The mean for theta1 is 0.502, the standard deviation is 0.013, and the 95% confidence interval is (0.476 0.528).

(mean theta2) 
(sd theta2)
(quantile theta2 :probs [0.025 0.975]) 
(view (histogram theta2
                 :title "Dukakis Support"))

The mean for theta2 is 0.403, the standard deviation is 0.013, and the 95% confidence interval is (0.376 0.427).

(mean theta3) 
(sd theta3)
(quantile theta3 :probs [0.025 0.975]) 
(view (histogram theta3
                 :title "Other/Undecided"))

The mean for theta3 is 0.095, the standard deviation is 0.008, and the 95% confidence interval is (0.082 0.111).

Using the sample distributions for the parameters, we can view the distribution of other statistics, like the difference in support between Bush, Sr. and Dukakis. View a histogram of the difference in support for the two candidates.

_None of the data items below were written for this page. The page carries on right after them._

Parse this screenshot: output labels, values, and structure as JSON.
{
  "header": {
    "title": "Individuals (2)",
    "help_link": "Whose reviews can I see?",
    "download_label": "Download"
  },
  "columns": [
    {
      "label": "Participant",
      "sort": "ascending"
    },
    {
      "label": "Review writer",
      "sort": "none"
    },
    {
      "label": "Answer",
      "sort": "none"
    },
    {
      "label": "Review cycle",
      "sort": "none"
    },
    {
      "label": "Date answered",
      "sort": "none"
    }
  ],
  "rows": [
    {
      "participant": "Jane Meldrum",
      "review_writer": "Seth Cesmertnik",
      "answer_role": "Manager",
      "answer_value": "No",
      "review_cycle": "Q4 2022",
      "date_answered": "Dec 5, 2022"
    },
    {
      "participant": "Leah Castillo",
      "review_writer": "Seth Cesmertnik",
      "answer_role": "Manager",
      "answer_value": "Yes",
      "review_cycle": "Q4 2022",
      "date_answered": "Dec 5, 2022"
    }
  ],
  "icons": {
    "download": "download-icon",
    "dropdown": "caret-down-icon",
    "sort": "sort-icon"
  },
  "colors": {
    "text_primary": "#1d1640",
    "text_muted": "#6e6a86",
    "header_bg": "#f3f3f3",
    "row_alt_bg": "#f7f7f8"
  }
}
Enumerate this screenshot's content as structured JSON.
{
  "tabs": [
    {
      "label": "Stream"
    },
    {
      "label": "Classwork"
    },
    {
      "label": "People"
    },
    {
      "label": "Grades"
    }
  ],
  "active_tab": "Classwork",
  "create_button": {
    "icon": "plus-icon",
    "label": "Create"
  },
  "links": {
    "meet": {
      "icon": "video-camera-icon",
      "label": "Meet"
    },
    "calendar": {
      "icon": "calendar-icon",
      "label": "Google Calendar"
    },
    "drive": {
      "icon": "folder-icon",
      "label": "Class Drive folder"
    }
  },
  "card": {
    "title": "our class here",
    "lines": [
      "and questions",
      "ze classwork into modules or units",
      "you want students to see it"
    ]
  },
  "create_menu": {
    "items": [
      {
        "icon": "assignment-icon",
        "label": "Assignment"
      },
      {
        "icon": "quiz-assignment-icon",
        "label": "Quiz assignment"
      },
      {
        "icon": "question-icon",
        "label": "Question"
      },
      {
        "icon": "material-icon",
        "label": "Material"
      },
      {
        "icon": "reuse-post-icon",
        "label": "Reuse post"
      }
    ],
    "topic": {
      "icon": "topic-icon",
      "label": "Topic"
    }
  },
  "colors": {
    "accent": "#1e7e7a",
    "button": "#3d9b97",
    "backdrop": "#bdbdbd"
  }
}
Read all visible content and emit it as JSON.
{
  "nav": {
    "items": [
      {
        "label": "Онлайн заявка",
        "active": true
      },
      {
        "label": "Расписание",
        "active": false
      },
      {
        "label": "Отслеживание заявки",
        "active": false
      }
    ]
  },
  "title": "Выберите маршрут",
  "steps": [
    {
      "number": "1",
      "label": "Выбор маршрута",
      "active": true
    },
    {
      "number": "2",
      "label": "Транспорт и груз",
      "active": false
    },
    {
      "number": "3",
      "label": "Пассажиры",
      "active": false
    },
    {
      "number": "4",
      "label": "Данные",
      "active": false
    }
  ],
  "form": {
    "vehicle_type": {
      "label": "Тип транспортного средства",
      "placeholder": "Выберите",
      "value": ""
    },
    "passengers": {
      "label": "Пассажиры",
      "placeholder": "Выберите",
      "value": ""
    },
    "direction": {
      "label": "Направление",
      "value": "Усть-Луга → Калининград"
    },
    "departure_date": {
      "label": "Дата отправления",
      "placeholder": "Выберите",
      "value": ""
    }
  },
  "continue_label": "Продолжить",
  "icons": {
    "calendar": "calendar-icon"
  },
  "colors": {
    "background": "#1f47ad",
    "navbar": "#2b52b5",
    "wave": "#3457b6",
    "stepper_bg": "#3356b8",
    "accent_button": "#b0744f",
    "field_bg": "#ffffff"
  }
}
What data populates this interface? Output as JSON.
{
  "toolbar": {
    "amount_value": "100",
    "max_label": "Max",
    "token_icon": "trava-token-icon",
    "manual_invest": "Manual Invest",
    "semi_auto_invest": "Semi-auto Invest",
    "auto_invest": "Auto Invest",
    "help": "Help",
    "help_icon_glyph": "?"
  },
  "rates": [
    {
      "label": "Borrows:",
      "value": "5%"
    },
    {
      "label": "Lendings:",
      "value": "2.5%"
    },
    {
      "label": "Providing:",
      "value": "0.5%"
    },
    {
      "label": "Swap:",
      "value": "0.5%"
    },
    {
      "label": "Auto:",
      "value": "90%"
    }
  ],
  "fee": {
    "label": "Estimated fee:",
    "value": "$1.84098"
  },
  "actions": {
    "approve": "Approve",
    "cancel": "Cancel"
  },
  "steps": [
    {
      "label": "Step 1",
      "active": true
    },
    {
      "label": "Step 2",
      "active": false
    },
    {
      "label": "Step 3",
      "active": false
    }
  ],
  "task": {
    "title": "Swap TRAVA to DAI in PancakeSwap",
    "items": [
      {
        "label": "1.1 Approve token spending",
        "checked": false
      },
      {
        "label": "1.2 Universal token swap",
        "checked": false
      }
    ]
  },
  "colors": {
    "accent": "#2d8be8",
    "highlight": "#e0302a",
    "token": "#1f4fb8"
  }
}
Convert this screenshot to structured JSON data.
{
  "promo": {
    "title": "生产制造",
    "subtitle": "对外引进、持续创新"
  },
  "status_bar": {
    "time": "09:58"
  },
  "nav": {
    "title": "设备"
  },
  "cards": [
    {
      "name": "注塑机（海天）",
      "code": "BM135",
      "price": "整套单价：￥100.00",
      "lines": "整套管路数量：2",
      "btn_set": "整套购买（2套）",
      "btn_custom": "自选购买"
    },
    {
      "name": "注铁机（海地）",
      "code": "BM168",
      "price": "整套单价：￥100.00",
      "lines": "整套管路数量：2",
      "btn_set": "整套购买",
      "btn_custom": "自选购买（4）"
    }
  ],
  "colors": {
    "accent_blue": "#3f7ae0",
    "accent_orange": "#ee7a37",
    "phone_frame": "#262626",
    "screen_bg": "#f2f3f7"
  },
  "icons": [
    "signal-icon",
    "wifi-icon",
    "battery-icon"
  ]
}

(view (histogram (minus theta1 theta2) 
                 :title "Bush, Sr. and Dukakis Diff"))

The sample-multinomial-params functions returns values from a Dirichlet distribution. The Dirichlet is the conjugate prior distribution for the parameters of the multinomial distribution, such that the posterior Dirichlet’s parameters equal the sum of the count data, y, and the parameters from the prior Dirichlet, alpha.

 p(\theta | y+\alpha) = p(y | \theta)p(\alpha)/p(y)  

Where

 y = (y_1, y_2, ..., y_k)  

are the count data that follow a multinomial distribution,

 \theta = (\theta_1, \theta_2, ..., \theta_k)  

are the parameters of the multinomial distribution, and

 \alpha = (\alpha_1, \alpha_2, ..., \alpha_k)  

are the hyper-parameters of the prior Dirichlet distribution. The likelihood function, p(y | theta), is a multinomial conditional distribution that describes the likelihood of seeing the observed y values, given the values of the parameter, theta.

The prior, p(alpha), is made uninformative by setting all the alpha values equal to one, producing a uniform distribution.

 \alpha = (1, 1, ..., 1) 

Then the posterior Dirichlet becomes

 p(\theta | y_1+1, y_2+1, .., y_3+1)  

Sample the proportions directly from the above Dirichlet distribution using the sample-dirichlet function.

(def alpha [1 1 1])
(def  props (sample-dirichlet 1000 (plus y alpha)))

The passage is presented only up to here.